Размер шрифта
-
+

Пробирка номер восемь - стр. 9

Аня прятала ото всех свои грустные мысли, держась за свой 'ординар', в хорошие моменты справедливо себя уговаривая, что нельзя горевать раньше горя, что проблемы она будет решать по мере их поступления. Все ее моральные силы были на направлены на то, чтобы не 'распускаться'.

Как обычно без напряга, будучи внутренне готова к ограничениям, она стала резко меньше есть. Даже ее овсяная ежевечерняя каша без сахара стала состоять всего из одной ложки. Аня себя знала, ей даже не надо было делать особых усилий, чтобы не наедаться. За столом все могли есть торт, а она не ела. Торт или паштет оставались после гостей, Феликс приходил с работы и с удовольствием их доедал, Аня не прикасалась ни к чему, что она считала для себя вредным. Ненавистный тренажер, на котором она каждый день ходила по пол-часа, стал рутиной жизни.
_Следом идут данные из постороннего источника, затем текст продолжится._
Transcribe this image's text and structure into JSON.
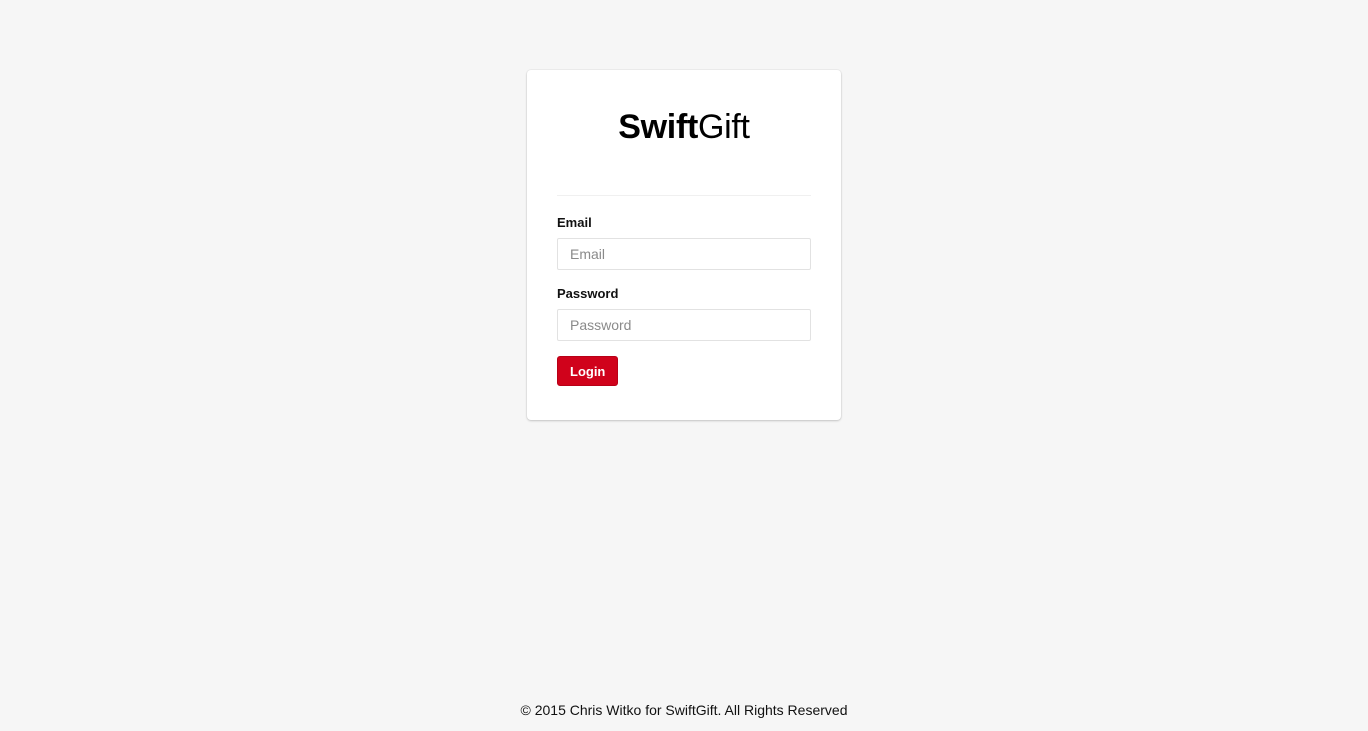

Обещаной радости после тренировок Аня не испытывала, но ходила все равно, пересиливая свое отвращение и скуку.

В конце марта в пятницу, Аня, как обычно не работала, и поборов свое желание сразу сесть за компьютер, отправилась в гараж, открыла ворота и встала на ленту тренажера. С улицы дул свежий ветерок, слабо шевелящий верхушки высоких елок. Аня посмотрела на ослепительно голубое, еще холодное небо, без единого облачка. Как редко она раньше смотрела на небо, как-то было недосуг. Перед домом никого не было. Люди были на работе, а крикливые соседские девочки – в школе. Было удивительно тихо, листья на деревьях еще не появились, но трава стала совершенно зеленой, летом такой не будет. Аня включила тренажер и лента 'пошла', приходилось перебирать ногами, держась за раму перед собой. Обычных раздражающих мыслей о дурацком искусственном хождении, когда Аня напоминала себе 'белку в колесе' в клетке, не было, наоборот, свежий прохладный воздух, тишина, одиночество казались приятными и желанными. Настроение можно было считать почти хорошим, но все-таки было это 'почти'. У Ани в голове билась мысль о сравнении ее прежней активной жизни с этим благолепием на тихой улочке, которую по ее старым представлениям, и улочкой-то нельзя было назвать.

Она раньше бегала по городу, поднимаясь по лестнице метро, бежала за автобусом и даже не замечала своего движения. За редчайшим исключением она никогда не гуляла, если куда-то направлялась, то по-делу, и по-этому самого процесса движения просто не замечала. Она двигалась к целе, а не для здоровья. Вот в чем была разница. Но разве она одна сейчас такая? Все сидящие целыми днями перед своими компьютерами, в машинах, в офисах люди, были вынуждены ходить в спортклубы для того, чтобы двигаться. Время тратилось на суррогатное, суетливое, самоцельное движение, и Аню это все-таки немного раздражало, хотя и меньше, чем обычно. Она надела наушники и протянув руку, включила Высоцкого, которого она когда-то, бог ты мой, знала, совершенно теперь немодного, почти забытого, невостребованного. Его хриплый, кричащий рубленые стихи, голос наполнил гараж. Он пел о 'солдатах группы Центр', о каких-то комбатах войны, на которой он не был … Как все это не вязалось с благолепием маленькой тихой американской улицы. Тревожные, мощные, непричесанные слова, примитивный, но завораживающий, подчиняющий себе мотив. Анины ноги подстраивались к ритму, песню невозможно было не слушать. Насколько это была не попса: голос, манера, суть стихов, музыка! Не просто поющий человек со слухом, а актер, не слова, а стихи, не музыка, а какой-то набат … Напор, страсть, обнаженная правда жизни, выдуманная, но мощная реальность, которую для художника вовсе не обязательно прожить, достаточно просто себе представить и соответственно прочувствовать. Аня поняла, что эта музыка не может выражать ее настоящее, она из прошлого, из прежней жизни. Хотя … хотя, а разве ее эмиграция не была пугающе настоящей, суровой и беспощадной войной? Да была … но эта скользящая лента тредмила, травка, воздуся …? Как все сейчас не так. Война закончилась, только вот чем? Ее поражением? Или победой, похожей на поражение?